Our program is devoted to understanding the roles played by transition metals in biologically central enzymatic transformations. We here focus on three key problems involving enzymatic transition-ion centers, and have assembled outstanding multidisciplinary teams to attack them. The approach to one problem incorporates a study of biomimetic inorganic complexes. The approaches to all incorporate a suite of advanced paramagnetic resonance techniques, many of which we have developed, one of which will be enhanced by further development.
The Aims for the coming period build on remarkable advances during the current grant period1-41 and represent both dramatic reinventions of ongoing projects and the initiation of major new ones. (a) 'Radical-SAM (S-adenosyl methionine)' enzymes: This enzyme superfamily is Nature's most widespread means of performing radical-based chemistry. We will explore profound insights into and challenges for the accepted paradigm of radical initiation, reductive homolytic cleavage of SAM, raised by our recent discoveries. (b) Enzymatic C-H Activation: This process has a central role in the emerging idea that active-site dynamic compaction is of major importance in enzyme catalysis. Our new ENDOR structure- determination protocol has provided a foundation for this picture, and will be used to develop a precise understanding of how active-site architecture and enzyme dynamics control catalytic C-H bond cleavage. (c) Mechanism of N2 activation: We recently revealed how the nitrogenase MoFe protein is activated to carry out one of the most challenging chemical transformation in biology, cleavage of the N?N triple bond.
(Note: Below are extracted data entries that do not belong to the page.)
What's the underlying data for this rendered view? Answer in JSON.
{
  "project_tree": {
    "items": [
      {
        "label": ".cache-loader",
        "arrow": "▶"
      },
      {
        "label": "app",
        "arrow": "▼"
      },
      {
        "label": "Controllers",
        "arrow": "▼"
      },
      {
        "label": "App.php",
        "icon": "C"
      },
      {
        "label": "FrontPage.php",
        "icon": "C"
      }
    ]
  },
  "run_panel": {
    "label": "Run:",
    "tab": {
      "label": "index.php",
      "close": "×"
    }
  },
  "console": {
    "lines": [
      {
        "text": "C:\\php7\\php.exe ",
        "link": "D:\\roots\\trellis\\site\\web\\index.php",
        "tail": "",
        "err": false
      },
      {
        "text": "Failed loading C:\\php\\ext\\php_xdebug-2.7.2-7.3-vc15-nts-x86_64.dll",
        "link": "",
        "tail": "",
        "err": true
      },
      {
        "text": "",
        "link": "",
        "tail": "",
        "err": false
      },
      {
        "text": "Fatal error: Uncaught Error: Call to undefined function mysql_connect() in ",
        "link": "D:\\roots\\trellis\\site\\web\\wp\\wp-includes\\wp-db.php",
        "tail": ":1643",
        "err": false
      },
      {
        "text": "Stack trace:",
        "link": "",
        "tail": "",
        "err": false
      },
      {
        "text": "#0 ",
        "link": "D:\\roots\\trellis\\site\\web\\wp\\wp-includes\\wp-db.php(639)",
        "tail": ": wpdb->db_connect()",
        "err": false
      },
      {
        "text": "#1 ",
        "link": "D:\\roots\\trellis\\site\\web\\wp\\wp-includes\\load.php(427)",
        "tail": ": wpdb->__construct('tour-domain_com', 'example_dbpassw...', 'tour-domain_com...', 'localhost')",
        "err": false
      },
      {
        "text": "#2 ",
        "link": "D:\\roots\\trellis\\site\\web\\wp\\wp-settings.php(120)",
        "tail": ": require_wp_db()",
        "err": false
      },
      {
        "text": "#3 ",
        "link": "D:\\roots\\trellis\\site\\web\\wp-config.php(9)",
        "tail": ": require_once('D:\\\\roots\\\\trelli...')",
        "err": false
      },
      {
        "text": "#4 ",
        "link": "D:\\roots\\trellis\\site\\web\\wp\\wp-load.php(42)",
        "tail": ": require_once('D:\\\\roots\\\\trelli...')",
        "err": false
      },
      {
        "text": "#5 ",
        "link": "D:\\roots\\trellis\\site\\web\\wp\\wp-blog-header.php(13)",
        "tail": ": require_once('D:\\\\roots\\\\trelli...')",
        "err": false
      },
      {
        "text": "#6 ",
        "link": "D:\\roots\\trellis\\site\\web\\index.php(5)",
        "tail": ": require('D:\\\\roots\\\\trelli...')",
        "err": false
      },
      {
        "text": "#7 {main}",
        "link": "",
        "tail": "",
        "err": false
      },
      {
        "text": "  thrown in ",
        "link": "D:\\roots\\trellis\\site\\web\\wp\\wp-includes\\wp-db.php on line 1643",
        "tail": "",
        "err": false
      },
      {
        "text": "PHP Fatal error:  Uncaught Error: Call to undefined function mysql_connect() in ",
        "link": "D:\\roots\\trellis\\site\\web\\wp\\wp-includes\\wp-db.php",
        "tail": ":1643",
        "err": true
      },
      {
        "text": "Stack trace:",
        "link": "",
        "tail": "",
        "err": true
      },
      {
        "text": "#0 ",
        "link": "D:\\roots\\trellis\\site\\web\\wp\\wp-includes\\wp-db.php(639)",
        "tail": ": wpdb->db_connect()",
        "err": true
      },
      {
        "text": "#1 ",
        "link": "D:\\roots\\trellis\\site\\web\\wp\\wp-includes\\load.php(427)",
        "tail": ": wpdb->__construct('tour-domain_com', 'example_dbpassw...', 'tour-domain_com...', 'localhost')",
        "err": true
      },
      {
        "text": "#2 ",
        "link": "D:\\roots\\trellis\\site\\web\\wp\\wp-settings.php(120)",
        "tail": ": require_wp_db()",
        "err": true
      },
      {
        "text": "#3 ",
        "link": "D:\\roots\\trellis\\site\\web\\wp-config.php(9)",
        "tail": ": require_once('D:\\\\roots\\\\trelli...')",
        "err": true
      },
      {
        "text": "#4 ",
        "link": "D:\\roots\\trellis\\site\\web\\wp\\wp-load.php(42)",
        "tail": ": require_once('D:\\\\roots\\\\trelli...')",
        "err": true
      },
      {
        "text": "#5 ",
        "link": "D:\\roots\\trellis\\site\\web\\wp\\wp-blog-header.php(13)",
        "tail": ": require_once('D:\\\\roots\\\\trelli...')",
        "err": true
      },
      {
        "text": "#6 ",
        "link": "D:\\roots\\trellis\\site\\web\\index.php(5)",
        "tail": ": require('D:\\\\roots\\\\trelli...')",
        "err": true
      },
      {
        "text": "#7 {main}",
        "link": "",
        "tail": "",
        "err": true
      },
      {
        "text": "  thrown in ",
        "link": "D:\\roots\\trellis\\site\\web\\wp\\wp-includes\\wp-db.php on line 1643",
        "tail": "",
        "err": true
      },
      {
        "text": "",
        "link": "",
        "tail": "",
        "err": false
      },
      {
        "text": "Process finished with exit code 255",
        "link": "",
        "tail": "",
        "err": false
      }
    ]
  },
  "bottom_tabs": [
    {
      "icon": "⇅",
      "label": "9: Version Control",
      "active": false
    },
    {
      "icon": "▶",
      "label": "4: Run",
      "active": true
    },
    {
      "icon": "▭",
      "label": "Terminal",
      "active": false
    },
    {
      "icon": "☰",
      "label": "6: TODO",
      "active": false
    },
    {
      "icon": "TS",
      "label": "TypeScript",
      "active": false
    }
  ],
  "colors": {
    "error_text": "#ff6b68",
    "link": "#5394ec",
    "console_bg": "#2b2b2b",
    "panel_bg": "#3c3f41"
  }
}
We will test and extend this mechanism, while deepening and expanding our understanding of the nitrogenase catalytic cycle by with an ultimate aim of characterizing the structures and mechanistic interconversions of the complete set of enzyme intermediates. (d) Biomimetic Complexes: We strengthen our ability to characterize trapped nitrogenase intermediates through ENDOR studies of the suite of biomimetic metal complexes, which exhibit every proposed state of N2 binding and reduction, while in parallel supporting the efforts of synthetic inorganic chemists' to generate catalytically competent biomimetic complexes. (e) Methods Development: For many systems, the CW ENDOR protocol gives far better signal/noise than pulsed (Davies, Mims) ENDOR techniques. However, `sweep artifacts' in CW ENDOR often distort the ENDOR response and lose information. Our hybrid `stochastic ENDOR' protocol (CW EPR/pulsed RF) abolishes these artifacts, but at present its application is `hit or miss'. Its proposed development will provide the option of choosing the optimum protocol for each spin system studied. Synergy: Each of the enzyme systems addressed a problem of fundamental importance, while the diversity of these Aims synergistically benefits each one.
Our program assembles outstanding multidisciplinary teams devoted to understanding the the roles played by transition metals in enzymatic transformations central to human health and disease. The approaches to these problems commonly incorporate a suite of advanced paramagnetic resonance techniques, many of which we have developed, as augmented by kinetic and photophysical measurements. The essential biological and biochemical roles played by the systems studied include: initiation of radical reactions by perhaps the most widespread enzyme superfamily; bond cleavage during synthesis of essential biomolecules; enzymatic formation of bio-available nitrogen, on which over half the world's population depends.